We have a broad mandate for our unit. What we work on is what we think is a pretty important issue that is very, very large. It is trying to stop and reverse the degradation of public lands in the west. Public lands are sort of going down the tubes right—you’ve read about the huge fires, the weed issues, the over grazing, there are just tremendous issues that leave the land in ruins. Our job is to figure out a way to reverse that. So within that framework, its pretty easy to find important things to work on—the trick is choosing which ones are the most important. We have done quite well.
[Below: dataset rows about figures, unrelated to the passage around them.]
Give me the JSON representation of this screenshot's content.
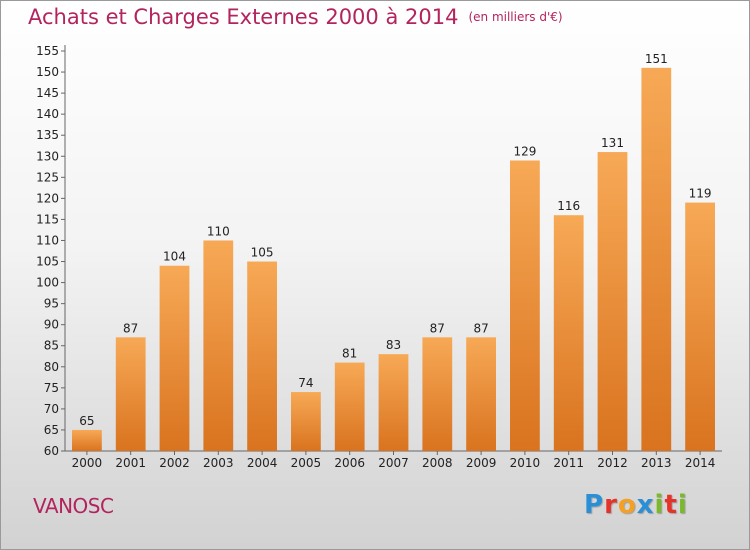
{
  "header": {
    "title": "Achats et Charges Externes 2000 à 2014",
    "unit": "(en milliers d'€)"
  },
  "commune": "VANOSC",
  "logo": {
    "letters": [
      "P",
      "r",
      "o",
      "x",
      "i",
      "t",
      "i"
    ],
    "colors": [
      "#2a8fd6",
      "#e5332a",
      "#f4a024",
      "#2a8fd6",
      "#7ab929",
      "#e5332a",
      "#7ab929"
    ]
  },
  "chart_data": {
    "type": "bar",
    "title": "Achats et Charges Externes 2000 à 2014",
    "subtitle": "(en milliers d'€)",
    "categories": [
      "2000",
      "2001",
      "2002",
      "2003",
      "2004",
      "2005",
      "2006",
      "2007",
      "2008",
      "2009",
      "2010",
      "2011",
      "2012",
      "2013",
      "2014"
    ],
    "values": [
      65,
      87,
      104,
      110,
      105,
      74,
      81,
      83,
      87,
      87,
      129,
      116,
      131,
      151,
      119
    ],
    "ylim": [
      60,
      155
    ],
    "yticks": [
      60,
      65,
      70,
      75,
      80,
      85,
      90,
      95,
      100,
      105,
      110,
      115,
      120,
      125,
      130,
      135,
      140,
      145,
      150,
      155
    ],
    "grid": false,
    "colors": {
      "bar_top": "#f7a956",
      "bar_bottom": "#d9731f",
      "axis": "#666666"
    }
  }
}
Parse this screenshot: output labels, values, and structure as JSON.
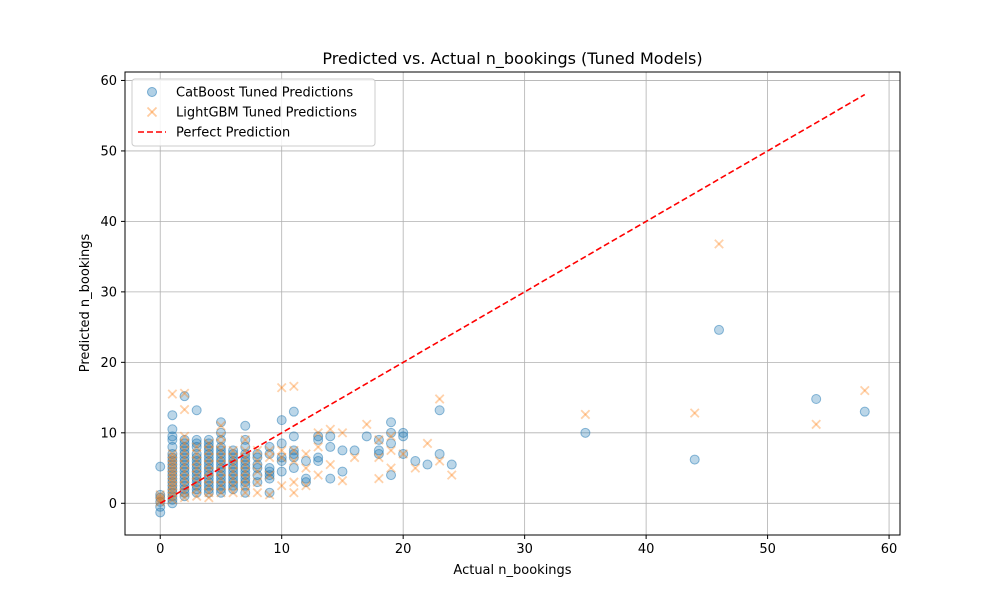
{
  "chart_data": {
    "type": "scatter",
    "title": "Predicted vs. Actual n_bookings (Tuned Models)",
    "xlabel": "Actual n_bookings",
    "ylabel": "Predicted n_bookings",
    "xlim": [
      -2.9,
      60.9
    ],
    "ylim": [
      -4.5,
      61.2
    ],
    "xticks": [
      0,
      10,
      20,
      30,
      40,
      50,
      60
    ],
    "yticks": [
      0,
      10,
      20,
      30,
      40,
      50,
      60
    ],
    "grid": true,
    "legend_position": "top-left",
    "series": [
      {
        "name": "CatBoost Tuned Predictions",
        "marker": "circle",
        "color": "#1f77b4",
        "points": [
          [
            0,
            -1.3
          ],
          [
            0,
            -0.5
          ],
          [
            0,
            0.2
          ],
          [
            0,
            0.8
          ],
          [
            0,
            1.2
          ],
          [
            0,
            5.2
          ],
          [
            1,
            0
          ],
          [
            1,
            0.5
          ],
          [
            1,
            1
          ],
          [
            1,
            1.5
          ],
          [
            1,
            2
          ],
          [
            1,
            2.5
          ],
          [
            1,
            3
          ],
          [
            1,
            3.5
          ],
          [
            1,
            4
          ],
          [
            1,
            4.5
          ],
          [
            1,
            5
          ],
          [
            1,
            5.5
          ],
          [
            1,
            6
          ],
          [
            1,
            6.5
          ],
          [
            1,
            7
          ],
          [
            1,
            8
          ],
          [
            1,
            9
          ],
          [
            1,
            9.5
          ],
          [
            1,
            10.5
          ],
          [
            1,
            12.5
          ],
          [
            2,
            1
          ],
          [
            2,
            1.5
          ],
          [
            2,
            2
          ],
          [
            2,
            2.5
          ],
          [
            2,
            3
          ],
          [
            2,
            3.5
          ],
          [
            2,
            4
          ],
          [
            2,
            4.5
          ],
          [
            2,
            5
          ],
          [
            2,
            5.5
          ],
          [
            2,
            6
          ],
          [
            2,
            6.5
          ],
          [
            2,
            7
          ],
          [
            2,
            7.5
          ],
          [
            2,
            8
          ],
          [
            2,
            8.5
          ],
          [
            2,
            9
          ],
          [
            2,
            15.2
          ],
          [
            3,
            1.5
          ],
          [
            3,
            2
          ],
          [
            3,
            2.5
          ],
          [
            3,
            3
          ],
          [
            3,
            3.5
          ],
          [
            3,
            4
          ],
          [
            3,
            4.5
          ],
          [
            3,
            5
          ],
          [
            3,
            5.5
          ],
          [
            3,
            6
          ],
          [
            3,
            6.5
          ],
          [
            3,
            7
          ],
          [
            3,
            8
          ],
          [
            3,
            8.5
          ],
          [
            3,
            9
          ],
          [
            3,
            13.2
          ],
          [
            4,
            1.5
          ],
          [
            4,
            2
          ],
          [
            4,
            2.5
          ],
          [
            4,
            3
          ],
          [
            4,
            3.5
          ],
          [
            4,
            4
          ],
          [
            4,
            4.5
          ],
          [
            4,
            5
          ],
          [
            4,
            5.5
          ],
          [
            4,
            6
          ],
          [
            4,
            6.5
          ],
          [
            4,
            7
          ],
          [
            4,
            7.5
          ],
          [
            4,
            8
          ],
          [
            4,
            8.5
          ],
          [
            4,
            9
          ],
          [
            5,
            1.5
          ],
          [
            5,
            2
          ],
          [
            5,
            2.5
          ],
          [
            5,
            3
          ],
          [
            5,
            3.5
          ],
          [
            5,
            4
          ],
          [
            5,
            4.5
          ],
          [
            5,
            5
          ],
          [
            5,
            5.5
          ],
          [
            5,
            6
          ],
          [
            5,
            6.5
          ],
          [
            5,
            7
          ],
          [
            5,
            7.5
          ],
          [
            5,
            8
          ],
          [
            5,
            9
          ],
          [
            5,
            10
          ],
          [
            5,
            11.5
          ],
          [
            6,
            2
          ],
          [
            6,
            2.5
          ],
          [
            6,
            3
          ],
          [
            6,
            3.5
          ],
          [
            6,
            4
          ],
          [
            6,
            4.5
          ],
          [
            6,
            5
          ],
          [
            6,
            5.5
          ],
          [
            6,
            6
          ],
          [
            6,
            6.5
          ],
          [
            6,
            7
          ],
          [
            6,
            7.5
          ],
          [
            7,
            1.5
          ],
          [
            7,
            2.5
          ],
          [
            7,
            3
          ],
          [
            7,
            3.5
          ],
          [
            7,
            4
          ],
          [
            7,
            4.5
          ],
          [
            7,
            5
          ],
          [
            7,
            5.5
          ],
          [
            7,
            6
          ],
          [
            7,
            6.5
          ],
          [
            7,
            7
          ],
          [
            7,
            8
          ],
          [
            7,
            9
          ],
          [
            7,
            11
          ],
          [
            8,
            3
          ],
          [
            8,
            4
          ],
          [
            8,
            5
          ],
          [
            8,
            5.5
          ],
          [
            8,
            6.5
          ],
          [
            8,
            7
          ],
          [
            9,
            1.5
          ],
          [
            9,
            3.5
          ],
          [
            9,
            4
          ],
          [
            9,
            4.5
          ],
          [
            9,
            5
          ],
          [
            9,
            7
          ],
          [
            9,
            8
          ],
          [
            10,
            4.5
          ],
          [
            10,
            6
          ],
          [
            10,
            6.5
          ],
          [
            10,
            8.5
          ],
          [
            10,
            11.8
          ],
          [
            11,
            5
          ],
          [
            11,
            6.5
          ],
          [
            11,
            7
          ],
          [
            11,
            7.5
          ],
          [
            11,
            9.5
          ],
          [
            11,
            13
          ],
          [
            12,
            3
          ],
          [
            12,
            3.5
          ],
          [
            12,
            6
          ],
          [
            13,
            6
          ],
          [
            13,
            6.5
          ],
          [
            13,
            9
          ],
          [
            13,
            9.5
          ],
          [
            14,
            3.5
          ],
          [
            14,
            8
          ],
          [
            14,
            9.5
          ],
          [
            15,
            4.5
          ],
          [
            15,
            7.5
          ],
          [
            16,
            7.5
          ],
          [
            17,
            9.5
          ],
          [
            18,
            7
          ],
          [
            18,
            7.5
          ],
          [
            18,
            9
          ],
          [
            19,
            4
          ],
          [
            19,
            8.5
          ],
          [
            19,
            10
          ],
          [
            19,
            11.5
          ],
          [
            20,
            7
          ],
          [
            20,
            9.5
          ],
          [
            20,
            10
          ],
          [
            21,
            6
          ],
          [
            22,
            5.5
          ],
          [
            23,
            7
          ],
          [
            23,
            13.2
          ],
          [
            24,
            5.5
          ],
          [
            35,
            10
          ],
          [
            44,
            6.2
          ],
          [
            46,
            24.6
          ],
          [
            54,
            14.8
          ],
          [
            58,
            13
          ]
        ]
      },
      {
        "name": "LightGBM Tuned Predictions",
        "marker": "x",
        "color": "#ff7f0e",
        "points": [
          [
            0,
            0.2
          ],
          [
            0,
            0.5
          ],
          [
            0,
            0.8
          ],
          [
            0,
            1.2
          ],
          [
            1,
            0.5
          ],
          [
            1,
            1
          ],
          [
            1,
            1.5
          ],
          [
            1,
            2
          ],
          [
            1,
            2.5
          ],
          [
            1,
            3
          ],
          [
            1,
            3.5
          ],
          [
            1,
            4
          ],
          [
            1,
            4.5
          ],
          [
            1,
            5
          ],
          [
            1,
            5.5
          ],
          [
            1,
            6
          ],
          [
            1,
            6.5
          ],
          [
            1,
            7
          ],
          [
            1,
            15.5
          ],
          [
            2,
            0.8
          ],
          [
            2,
            1.5
          ],
          [
            2,
            2.5
          ],
          [
            2,
            3.5
          ],
          [
            2,
            4.5
          ],
          [
            2,
            5.5
          ],
          [
            2,
            6.5
          ],
          [
            2,
            7.5
          ],
          [
            2,
            8.5
          ],
          [
            2,
            9.5
          ],
          [
            2,
            13.3
          ],
          [
            2,
            15.6
          ],
          [
            3,
            1
          ],
          [
            3,
            2
          ],
          [
            3,
            3
          ],
          [
            3,
            4
          ],
          [
            3,
            5
          ],
          [
            3,
            6
          ],
          [
            3,
            7
          ],
          [
            3,
            8
          ],
          [
            4,
            0.8
          ],
          [
            4,
            1.5
          ],
          [
            4,
            2.5
          ],
          [
            4,
            3.5
          ],
          [
            4,
            4.5
          ],
          [
            4,
            5.5
          ],
          [
            4,
            6.5
          ],
          [
            4,
            7.5
          ],
          [
            4,
            8.5
          ],
          [
            5,
            1.5
          ],
          [
            5,
            2.5
          ],
          [
            5,
            3.5
          ],
          [
            5,
            4.5
          ],
          [
            5,
            5.5
          ],
          [
            5,
            6.5
          ],
          [
            5,
            7.5
          ],
          [
            5,
            8.5
          ],
          [
            5,
            9.5
          ],
          [
            5,
            11
          ],
          [
            6,
            1.5
          ],
          [
            6,
            2.5
          ],
          [
            6,
            3.5
          ],
          [
            6,
            4.5
          ],
          [
            6,
            5.5
          ],
          [
            6,
            6.5
          ],
          [
            6,
            7.5
          ],
          [
            7,
            1.5
          ],
          [
            7,
            2.5
          ],
          [
            7,
            3.5
          ],
          [
            7,
            4.5
          ],
          [
            7,
            5.5
          ],
          [
            7,
            6.5
          ],
          [
            7,
            7.5
          ],
          [
            7,
            9
          ],
          [
            8,
            1.5
          ],
          [
            8,
            3
          ],
          [
            8,
            4.5
          ],
          [
            8,
            6
          ],
          [
            8,
            7.5
          ],
          [
            9,
            1.2
          ],
          [
            9,
            4
          ],
          [
            9,
            6.5
          ],
          [
            9,
            7.5
          ],
          [
            10,
            2.5
          ],
          [
            10,
            6.5
          ],
          [
            10,
            7.5
          ],
          [
            10,
            16.4
          ],
          [
            11,
            1.5
          ],
          [
            11,
            3
          ],
          [
            11,
            6
          ],
          [
            11,
            7.5
          ],
          [
            11,
            16.6
          ],
          [
            12,
            2.5
          ],
          [
            12,
            5
          ],
          [
            12,
            7
          ],
          [
            13,
            4
          ],
          [
            13,
            8
          ],
          [
            13,
            10
          ],
          [
            14,
            5.5
          ],
          [
            14,
            10.5
          ],
          [
            15,
            3.2
          ],
          [
            15,
            10
          ],
          [
            16,
            6.5
          ],
          [
            17,
            11.2
          ],
          [
            18,
            3.5
          ],
          [
            18,
            6.5
          ],
          [
            18,
            9
          ],
          [
            19,
            5
          ],
          [
            19,
            7.5
          ],
          [
            19,
            9.5
          ],
          [
            20,
            7
          ],
          [
            21,
            5
          ],
          [
            22,
            8.5
          ],
          [
            23,
            6
          ],
          [
            23,
            14.8
          ],
          [
            24,
            4
          ],
          [
            35,
            12.6
          ],
          [
            44,
            12.8
          ],
          [
            46,
            36.8
          ],
          [
            54,
            11.2
          ],
          [
            58,
            16
          ]
        ]
      },
      {
        "name": "Perfect Prediction",
        "marker": "dashed-line",
        "color": "#ff0000",
        "points": [
          [
            0,
            0
          ],
          [
            58,
            58
          ]
        ]
      }
    ]
  }
}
Terry Olson: My name is Terry Olsen. I am in the School of Family Life. My area is Family Life Education and Marriage and Family Therapy.

Writing is central, I think, to almost any profession if you think about it; and in my own, its more than being able to put something on paper—it’s being able to influence others with something you hope is coherent. I have to confess that I have only learned to write by writing. No matter how much I have written, I feel that I still have not learned how to write. Writing disciplines me and writing helps me to influence other people in the profession to consider both ideas and research. Writing is inescapable, and I had no idea at the beginning of my career how fundamental writing really is to making a difference in the world.

Susan Black: My name is Susan Easton Black and I am a professor of Church History and doctrine at BYU.

When you get more confident in who you are, and you know that you are inspired by the Holy Ghost, there is an obligation to share what you know in whatever form it’s in. I can only talk to x number of people in a classroom, I can only talk to x number of people at a fireside or a happy birthday relief society, but when I write I can talk to the world and I can keep talking.